Seconds, with his morphing imagery of an old man being recomposed to a younger man, is a work of art, and the editing and imagery in Grand Prix has an orgiastic relationship with the revving innards of performance racing cars.
Rama, on the other hand, matches logos and script with closer inspections of a pocket watch, and Bass' images of brassy gear movements are enhanced by the Indian percussion music; as the instrumental textures thicken, Bass focuses on extreme close-ups of less complicated geometric objects: a wheel, a gear, and ultimately grainy macro shots of a clock hand's tip.
Again, going against cliché and the expected, Bass films the hand's slow movements that are barely perceptible, but infer that Rama, with its focus on the last hours of Mahatma Gandhi's life, will deal with the converging nuances of a thickening assassination plot.

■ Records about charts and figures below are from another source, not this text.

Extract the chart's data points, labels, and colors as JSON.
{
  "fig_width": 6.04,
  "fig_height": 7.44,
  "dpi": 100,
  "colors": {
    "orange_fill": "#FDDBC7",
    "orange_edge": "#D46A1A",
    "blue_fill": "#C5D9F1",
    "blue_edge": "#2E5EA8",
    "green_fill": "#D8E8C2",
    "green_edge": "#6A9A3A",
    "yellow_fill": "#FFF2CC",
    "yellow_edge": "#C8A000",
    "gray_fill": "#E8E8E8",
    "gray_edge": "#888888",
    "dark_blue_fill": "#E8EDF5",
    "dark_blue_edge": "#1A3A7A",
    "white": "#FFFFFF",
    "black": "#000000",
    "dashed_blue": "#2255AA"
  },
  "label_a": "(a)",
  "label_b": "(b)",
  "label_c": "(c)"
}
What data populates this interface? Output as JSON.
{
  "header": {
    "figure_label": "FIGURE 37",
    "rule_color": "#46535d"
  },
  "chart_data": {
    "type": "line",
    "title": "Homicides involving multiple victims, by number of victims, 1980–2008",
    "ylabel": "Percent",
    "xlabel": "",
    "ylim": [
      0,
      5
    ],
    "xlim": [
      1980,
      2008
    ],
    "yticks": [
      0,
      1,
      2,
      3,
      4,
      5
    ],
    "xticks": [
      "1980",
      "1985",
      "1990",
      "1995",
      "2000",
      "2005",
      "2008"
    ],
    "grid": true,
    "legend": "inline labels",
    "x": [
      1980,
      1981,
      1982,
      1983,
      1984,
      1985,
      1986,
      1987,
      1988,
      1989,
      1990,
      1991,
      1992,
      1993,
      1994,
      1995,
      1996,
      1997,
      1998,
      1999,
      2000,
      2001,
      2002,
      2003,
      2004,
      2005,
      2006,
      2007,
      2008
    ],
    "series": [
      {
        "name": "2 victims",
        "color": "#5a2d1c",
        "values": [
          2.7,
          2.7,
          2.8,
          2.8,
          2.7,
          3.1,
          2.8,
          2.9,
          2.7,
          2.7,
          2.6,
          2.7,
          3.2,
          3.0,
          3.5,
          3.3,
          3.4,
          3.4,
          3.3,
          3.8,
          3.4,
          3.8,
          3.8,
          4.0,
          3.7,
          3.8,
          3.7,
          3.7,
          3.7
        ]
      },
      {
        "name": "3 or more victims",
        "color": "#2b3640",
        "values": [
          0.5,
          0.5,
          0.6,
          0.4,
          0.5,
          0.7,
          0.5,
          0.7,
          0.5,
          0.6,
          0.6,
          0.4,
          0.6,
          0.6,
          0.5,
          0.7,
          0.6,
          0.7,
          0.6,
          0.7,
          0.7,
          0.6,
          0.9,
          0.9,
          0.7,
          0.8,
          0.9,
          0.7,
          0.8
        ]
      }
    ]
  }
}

The remaining title samples are for Preminger's The Man with the Golden Arm and In Harm's Way, Edward Dmytryk's Walk on the Wild Side, William Wyler's The Big Country (with its close-ups of smoldering carriage wheels and exhausted horses), and Carl Foreman's The Victors (mostly a mix of WWII footage that reveals Bass' impressionistic mini-movie technique, which he later applied in the opening for his lone feature film, Phase IV in 1974).
Saul Bass didn't design as many film credits as expected (around 58 between 1954 and 1995), but through the interest of, if not because of filmmakers who wanted to distinguish their films from the banal studio product, and explore title designs wholly different from the standard title cards, turning pages, or overlaid text on slow-panning shots.
Like Why Man Creates, Bass' Oscar-winning documentary short from 1968, Bass on Titles is available from Pyramid Films, but fans can avoid the steep price by snapping up Ecstasy, Vol. 11 of the Short series from Warner Bros., since it includes over 15 short films; it's still the same old ¾” video transfer, but the compilation disc is better value for one's money.
Note: further interview material regard Bass' collaborations with Preminger is also present in Preminger: Anatomy of a Filmmaker, a 1991 documentary included on Disc 2 of Warner Bros.' The Cardinal (1963).